Autostrade’s board faces the extraordinary prospect of battling the company’s own dissenting chief executive at a meeting called for Tuesday to approve the Italian toll road company’s €25bn ($31bn) merger with Abertis of Spain.
Last Monday both companies trumpeted a deal to form a pan-European infrastructure powerhouse, which would be better able to compete for global contracts. The merger had been endorsed by votes of both boards the previous day and Vito Gamberale, Autostrade’s chief executive, had backed the deal.
But it has now emerged that Mr Gamberale had not been informed of the progression of merger talks held between Abertis and the Benetton family, Autostrade’s main shareholders, until three days before the board vote.
Mr Gamberale says he voted in favour of the deal to avoid creating problems and that his doubts matured in the days that followed. He participated in press conferences to announce the merger, and his proposed new role as co-vice-chairman, but says he later became less convinced.
The Benettons, famous for the clothing company that bears their name, had been involved in a long courtship with Abertis and, people close to the talks say, had preferred to pursue some of the negotiations without Mr Gamberale.
The Benettons, who currently control the financing vehicle that owns a majority of Autostrade, are set to be the largest shareholder in the merged company.
The deal has been attacked by politicians in Italy from left and right amid concerns about the sale of important national infrastructure.

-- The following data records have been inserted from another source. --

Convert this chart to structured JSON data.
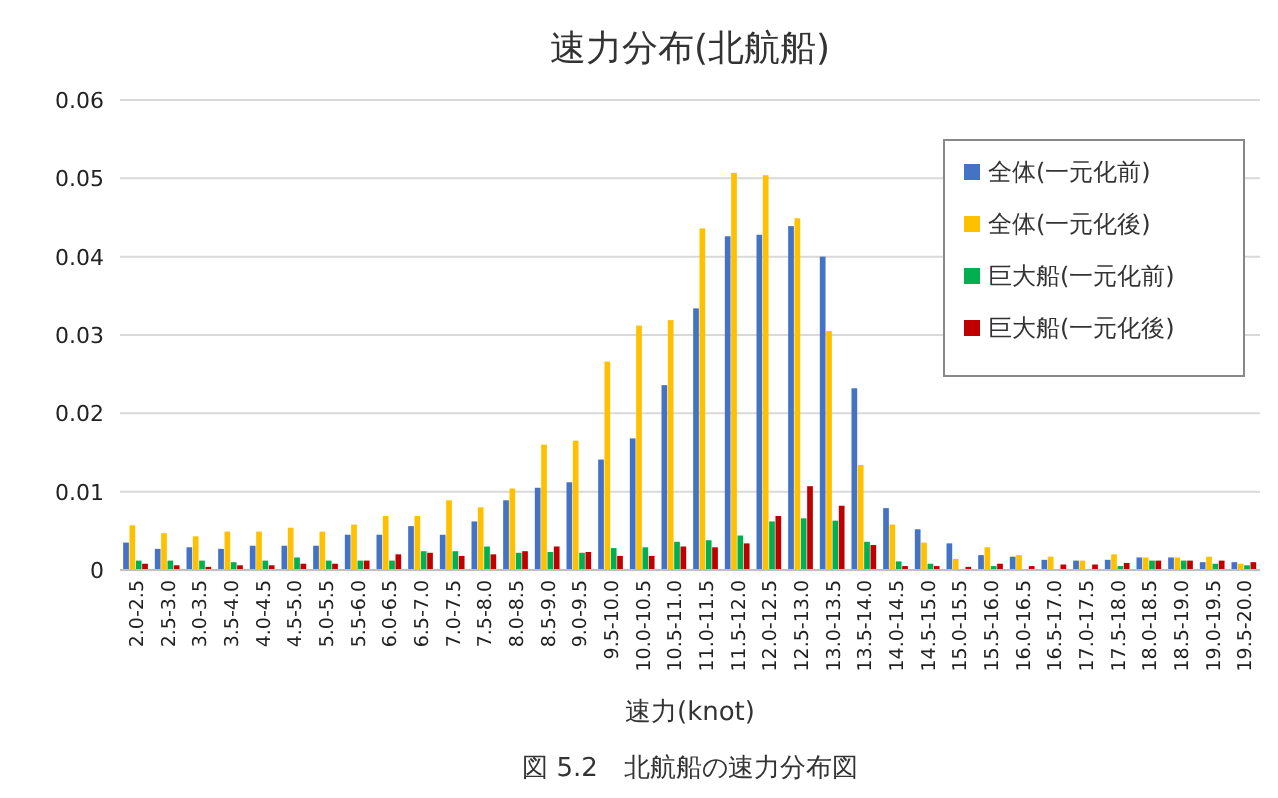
{
  "chart_data": {
    "type": "bar",
    "title": "速力分布(北航船)",
    "xlabel": "速力(knot)",
    "annotations": [
      "図 5.2　北航船の速力分布図"
    ],
    "categories": [
      "2.0-2.5",
      "2.5-3.0",
      "3.0-3.5",
      "3.5-4.0",
      "4.0-4.5",
      "4.5-5.0",
      "5.0-5.5",
      "5.5-6.0",
      "6.0-6.5",
      "6.5-7.0",
      "7.0-7.5",
      "7.5-8.0",
      "8.0-8.5",
      "8.5-9.0",
      "9.0-9.5",
      "9.5-10.0",
      "10.0-10.5",
      "10.5-11.0",
      "11.0-11.5",
      "11.5-12.0",
      "12.0-12.5",
      "12.5-13.0",
      "13.0-13.5",
      "13.5-14.0",
      "14.0-14.5",
      "14.5-15.0",
      "15.0-15.5",
      "15.5-16.0",
      "16.0-16.5",
      "16.5-17.0",
      "17.0-17.5",
      "17.5-18.0",
      "18.0-18.5",
      "18.5-19.0",
      "19.0-19.5",
      "19.5-20.0"
    ],
    "series": [
      {
        "name": "全体(一元化前)",
        "color": "#4472c4",
        "values": [
          0.0035,
          0.0027,
          0.0029,
          0.0027,
          0.0031,
          0.0031,
          0.0031,
          0.0045,
          0.0045,
          0.0056,
          0.0045,
          0.0062,
          0.0089,
          0.0105,
          0.0112,
          0.0141,
          0.0168,
          0.0236,
          0.0334,
          0.0426,
          0.0428,
          0.0439,
          0.04,
          0.0232,
          0.0079,
          0.0052,
          0.0034,
          0.0019,
          0.0017,
          0.0013,
          0.0012,
          0.0013,
          0.0016,
          0.0016,
          0.001,
          0.001
        ]
      },
      {
        "name": "全体(一元化後)",
        "color": "#ffc000",
        "values": [
          0.0057,
          0.0047,
          0.0043,
          0.0049,
          0.0049,
          0.0054,
          0.0049,
          0.0058,
          0.0069,
          0.0069,
          0.0089,
          0.008,
          0.0104,
          0.016,
          0.0165,
          0.0266,
          0.0312,
          0.0319,
          0.0436,
          0.0507,
          0.0504,
          0.0449,
          0.0305,
          0.0134,
          0.0058,
          0.0035,
          0.0014,
          0.0029,
          0.0019,
          0.0017,
          0.0012,
          0.002,
          0.0016,
          0.0016,
          0.0017,
          0.0008
        ]
      },
      {
        "name": "巨大船(一元化前)",
        "color": "#00b050",
        "values": [
          0.0012,
          0.0012,
          0.0012,
          0.001,
          0.0012,
          0.0016,
          0.0012,
          0.0012,
          0.0012,
          0.0024,
          0.0024,
          0.003,
          0.0022,
          0.0023,
          0.0022,
          0.0028,
          0.0029,
          0.0036,
          0.0038,
          0.0044,
          0.0062,
          0.0066,
          0.0063,
          0.0036,
          0.0011,
          0.0008,
          null,
          0.0005,
          null,
          null,
          null,
          0.0005,
          0.0012,
          0.0012,
          0.0008,
          0.0006
        ]
      },
      {
        "name": "巨大船(一元化後)",
        "color": "#c00000",
        "values": [
          0.0008,
          0.0006,
          0.0004,
          0.0006,
          0.0006,
          0.0008,
          0.0008,
          0.0012,
          0.002,
          0.0022,
          0.0018,
          0.002,
          0.0024,
          0.003,
          0.0023,
          0.0018,
          0.0018,
          0.003,
          0.0029,
          0.0034,
          0.0069,
          0.0107,
          0.0082,
          0.0032,
          0.0005,
          0.0005,
          0.0004,
          0.0008,
          0.0005,
          0.0007,
          0.0007,
          0.0009,
          0.0012,
          0.0012,
          0.0012,
          0.001
        ]
      }
    ],
    "ylim": [
      0,
      0.06
    ],
    "yticks": [
      0,
      0.01,
      0.02,
      0.03,
      0.04,
      0.05,
      0.06
    ],
    "grid": "y",
    "legend": "top right"
  }
}
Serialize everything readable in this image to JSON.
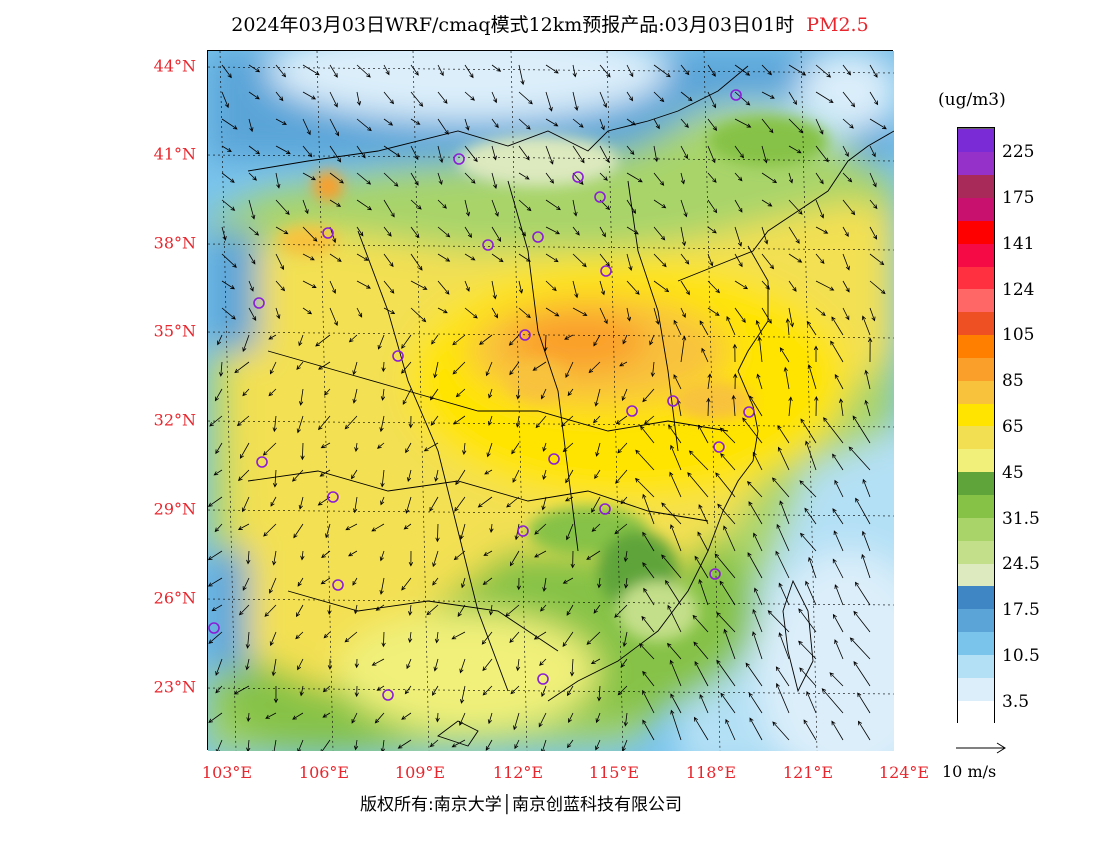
{
  "header": {
    "title": "2024年03月03日WRF/cmaq模式12km预报产品:03月03日01时",
    "species": "PM2.5"
  },
  "axes": {
    "lat_labels": [
      "44°N",
      "41°N",
      "38°N",
      "35°N",
      "32°N",
      "29°N",
      "26°N",
      "23°N"
    ],
    "lon_labels": [
      "103°E",
      "106°E",
      "109°E",
      "112°E",
      "115°E",
      "118°E",
      "121°E",
      "124°E"
    ]
  },
  "colorbar": {
    "units": "(ug/m3)",
    "colors": [
      "#ffffff",
      "#dbeefa",
      "#b4e0f5",
      "#7ac4ec",
      "#5aa4d8",
      "#3f86c4",
      "#dde9be",
      "#c4df8a",
      "#a8d46a",
      "#86c246",
      "#5fa43a",
      "#f0f07a",
      "#f3e052",
      "#ffe400",
      "#f8c23c",
      "#fa9f2a",
      "#ff8000",
      "#ee5024",
      "#ff6666",
      "#ff3040",
      "#f50a46",
      "#ff0000",
      "#c8106e",
      "#a82a58",
      "#9530c8",
      "#7b2bd6"
    ],
    "labels": [
      "3.5",
      "10.5",
      "17.5",
      "24.5",
      "31.5",
      "45",
      "65",
      "85",
      "105",
      "124",
      "141",
      "175",
      "225"
    ]
  },
  "wind_reference": {
    "label": "10 m/s"
  },
  "footer": {
    "copyright": "版权所有:南京大学│南京创蓝科技有限公司"
  }
}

Autostrade was privatised in 1999.
Romano Prodi, the incoming prime minister, has said he is looking at the deal while others in his new government, which has yet to take office, have complained that the deal should not have been done at this awkward political moment.
Although the deal was endorsed by the two companies’ boards last week, Abertis and Autostrade said a final approval would take place on Tuesday. Now Mr Gamberale, who has said he has hired people to help negotiate his resignation from Autostrade, has vowed to oppose the deal “above all in the interests of the country”.
The companies are portraying the deal as a merger of equals, although the headquarters will be in Barcelona and the first chief executive will be Spanish.
Analysts and financiers consider it unlikely that the Italian government could ruin the deal by, for example, altering Autostrade’s charging structure for motorway use, but rival bidders could be encouraged.
An alternative partner for Autostrade would have to outbid Abertis to change the Benettons’ mind.
Autostrade met Italy’s roads regulator on Friday to discuss assurances over future investment and the financial solidity of the new company.